A suicide car bomber struck the US intelligence headquarters here, a Kurdish security official said yesterday. He said four Iraqis were killed, including the bomber and a 12-year-old boy.
The US military in Baghdad said four "Defense Human Intelligence Service" officers were wounded along with a Kurdish peshmerga guard at the building.
The Kurdish official, who spoke on condition of anonymity, said three of the wounded Americans suffered serious abdominal injuries from flying glass.
The official said the attack was the work of al-Qaeda. He gave no reason for that assessment, but said he was certain Osama bin Laden's organization was behind the attack.

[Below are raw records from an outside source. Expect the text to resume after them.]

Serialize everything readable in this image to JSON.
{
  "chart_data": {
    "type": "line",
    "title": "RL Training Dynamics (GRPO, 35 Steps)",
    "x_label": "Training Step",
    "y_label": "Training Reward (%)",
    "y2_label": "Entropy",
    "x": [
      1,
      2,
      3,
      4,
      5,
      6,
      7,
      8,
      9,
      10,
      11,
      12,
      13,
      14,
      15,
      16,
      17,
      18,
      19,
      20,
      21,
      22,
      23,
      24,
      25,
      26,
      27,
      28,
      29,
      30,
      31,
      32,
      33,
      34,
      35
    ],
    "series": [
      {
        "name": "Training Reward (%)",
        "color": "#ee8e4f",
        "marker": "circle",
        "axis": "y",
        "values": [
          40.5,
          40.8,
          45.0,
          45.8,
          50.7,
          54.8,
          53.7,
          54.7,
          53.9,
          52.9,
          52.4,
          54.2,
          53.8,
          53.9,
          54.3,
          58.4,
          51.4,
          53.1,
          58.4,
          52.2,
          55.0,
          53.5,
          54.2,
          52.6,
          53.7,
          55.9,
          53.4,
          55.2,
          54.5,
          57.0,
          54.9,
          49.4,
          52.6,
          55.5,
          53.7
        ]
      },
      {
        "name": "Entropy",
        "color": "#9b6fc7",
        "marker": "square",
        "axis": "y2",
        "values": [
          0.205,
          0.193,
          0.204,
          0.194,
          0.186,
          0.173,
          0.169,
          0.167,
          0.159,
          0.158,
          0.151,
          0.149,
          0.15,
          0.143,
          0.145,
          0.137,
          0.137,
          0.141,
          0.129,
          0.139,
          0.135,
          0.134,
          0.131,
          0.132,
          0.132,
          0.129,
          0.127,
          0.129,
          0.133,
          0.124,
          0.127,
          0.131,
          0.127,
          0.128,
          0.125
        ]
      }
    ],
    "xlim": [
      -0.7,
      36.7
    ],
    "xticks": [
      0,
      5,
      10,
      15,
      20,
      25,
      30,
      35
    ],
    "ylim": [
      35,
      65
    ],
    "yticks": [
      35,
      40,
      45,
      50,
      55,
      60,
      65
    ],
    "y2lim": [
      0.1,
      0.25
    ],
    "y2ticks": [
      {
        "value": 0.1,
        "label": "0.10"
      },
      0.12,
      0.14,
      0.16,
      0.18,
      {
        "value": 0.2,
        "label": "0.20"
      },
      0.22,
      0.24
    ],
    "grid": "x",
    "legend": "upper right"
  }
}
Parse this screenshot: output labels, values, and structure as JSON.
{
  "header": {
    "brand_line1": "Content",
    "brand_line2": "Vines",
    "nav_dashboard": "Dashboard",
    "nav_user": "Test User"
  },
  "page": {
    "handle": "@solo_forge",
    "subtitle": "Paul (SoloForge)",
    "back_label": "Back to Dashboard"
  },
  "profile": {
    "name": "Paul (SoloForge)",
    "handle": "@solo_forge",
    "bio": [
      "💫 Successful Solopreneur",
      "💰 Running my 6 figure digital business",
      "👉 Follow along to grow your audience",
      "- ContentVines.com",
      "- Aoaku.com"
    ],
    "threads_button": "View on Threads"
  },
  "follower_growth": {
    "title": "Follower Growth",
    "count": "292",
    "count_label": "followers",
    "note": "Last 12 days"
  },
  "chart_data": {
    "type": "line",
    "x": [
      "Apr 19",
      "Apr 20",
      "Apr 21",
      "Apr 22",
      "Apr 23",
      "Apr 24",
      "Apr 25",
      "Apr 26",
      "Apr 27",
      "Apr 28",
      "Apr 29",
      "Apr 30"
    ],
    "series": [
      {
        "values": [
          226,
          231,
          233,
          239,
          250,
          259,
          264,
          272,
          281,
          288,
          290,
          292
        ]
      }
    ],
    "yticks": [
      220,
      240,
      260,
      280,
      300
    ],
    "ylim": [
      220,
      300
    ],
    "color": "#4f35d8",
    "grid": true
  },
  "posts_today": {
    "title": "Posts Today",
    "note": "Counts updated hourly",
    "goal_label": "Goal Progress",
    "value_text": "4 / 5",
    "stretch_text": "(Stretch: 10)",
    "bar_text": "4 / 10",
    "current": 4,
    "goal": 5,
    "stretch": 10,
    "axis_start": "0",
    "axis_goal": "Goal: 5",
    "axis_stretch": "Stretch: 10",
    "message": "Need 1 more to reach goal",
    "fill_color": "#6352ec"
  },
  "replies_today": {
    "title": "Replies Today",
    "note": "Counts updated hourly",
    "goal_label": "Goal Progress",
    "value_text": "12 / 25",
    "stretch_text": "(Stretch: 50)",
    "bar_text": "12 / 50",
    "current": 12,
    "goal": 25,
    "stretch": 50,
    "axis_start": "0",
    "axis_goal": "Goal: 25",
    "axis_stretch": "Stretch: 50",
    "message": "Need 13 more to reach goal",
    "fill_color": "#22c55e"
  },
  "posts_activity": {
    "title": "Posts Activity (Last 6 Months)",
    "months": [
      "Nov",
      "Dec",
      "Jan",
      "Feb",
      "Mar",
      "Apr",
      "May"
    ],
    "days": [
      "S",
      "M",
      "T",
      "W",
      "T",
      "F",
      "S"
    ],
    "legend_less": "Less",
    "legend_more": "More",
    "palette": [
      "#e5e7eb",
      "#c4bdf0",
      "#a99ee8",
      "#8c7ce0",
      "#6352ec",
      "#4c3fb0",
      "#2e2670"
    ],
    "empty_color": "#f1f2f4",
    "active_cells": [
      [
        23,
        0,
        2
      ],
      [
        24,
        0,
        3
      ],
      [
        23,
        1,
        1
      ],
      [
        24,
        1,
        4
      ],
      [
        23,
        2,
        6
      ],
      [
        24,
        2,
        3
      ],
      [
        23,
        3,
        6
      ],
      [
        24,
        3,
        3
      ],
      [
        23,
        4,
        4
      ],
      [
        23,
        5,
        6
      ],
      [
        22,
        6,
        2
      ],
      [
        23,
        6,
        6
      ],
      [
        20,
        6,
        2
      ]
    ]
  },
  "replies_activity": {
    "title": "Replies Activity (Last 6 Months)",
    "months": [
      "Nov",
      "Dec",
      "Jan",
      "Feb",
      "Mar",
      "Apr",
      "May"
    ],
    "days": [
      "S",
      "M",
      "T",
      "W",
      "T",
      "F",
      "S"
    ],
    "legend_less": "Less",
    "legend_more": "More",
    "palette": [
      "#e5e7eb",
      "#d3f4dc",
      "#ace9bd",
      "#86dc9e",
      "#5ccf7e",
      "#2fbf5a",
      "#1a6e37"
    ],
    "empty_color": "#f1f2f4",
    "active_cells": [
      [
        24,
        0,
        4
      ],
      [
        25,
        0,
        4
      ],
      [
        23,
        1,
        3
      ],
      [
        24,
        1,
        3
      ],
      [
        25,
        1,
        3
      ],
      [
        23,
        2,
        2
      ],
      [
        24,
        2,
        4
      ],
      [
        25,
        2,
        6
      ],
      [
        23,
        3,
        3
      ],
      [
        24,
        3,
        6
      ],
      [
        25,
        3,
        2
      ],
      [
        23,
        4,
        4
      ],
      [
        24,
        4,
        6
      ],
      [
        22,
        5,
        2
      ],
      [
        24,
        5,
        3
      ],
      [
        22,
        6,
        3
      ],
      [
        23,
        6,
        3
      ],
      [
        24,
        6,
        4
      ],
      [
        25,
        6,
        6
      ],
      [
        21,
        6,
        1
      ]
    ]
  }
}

The Ansar al-Islam terrorist organization, with suspected ties to al-Qaeda, was formerly based near Sulaymaniyah, about 50km east of Irbil and near the Iranian border.
Ansar headquarters was bombed by US jets during the war and surviving members of the group were thought to have fled to Iran. They are now believed to have returned to Iraq.
Forty-one Iraqis were hurt, the Kurdish official said, adding that the suicide-bomb vehicle was packed with TNT. He said several homes in the neighborhood, which was cordoned off by US soldiers, were destroyed.
Near Baghdad, a US soldier was killed and one was wounded when a homemade bomb exploded near a military vehicle on a supply route northeast of the capital, the US Central Command said yesterday.
The attack occurred at about 5pm Tuesday, the Central Command said on a statement posted on its Web site. The soldiers were from the US Army's 3rd Corp Support Command, it said. The wounded soldier was evacuated to a field hospital.
The death was the first to be reported by the US military in eight days, although sporadic attacks had continued against occupying forces.
A witness to the Irbil attack, Jafar Marouf, a 31-year-old teacher, was visiting a friend Tuesday night on the quiet residential street when he saw a white KIA four-wheel drive approach quickly and then explode with the driver inside. Marouf was slightly injured and spoke from the hospital.
US soldiers at the scene yesterday refused to give any information. Dozens of what appeared to be Americans in civilian clothes and wearing flak jackets were coming and going from the scene of the blast in GMC four-wheel drive vehicles.
US soldiers had flown to the site by helicopter and were guarding the area together with local Iraqi Kurdish fighters.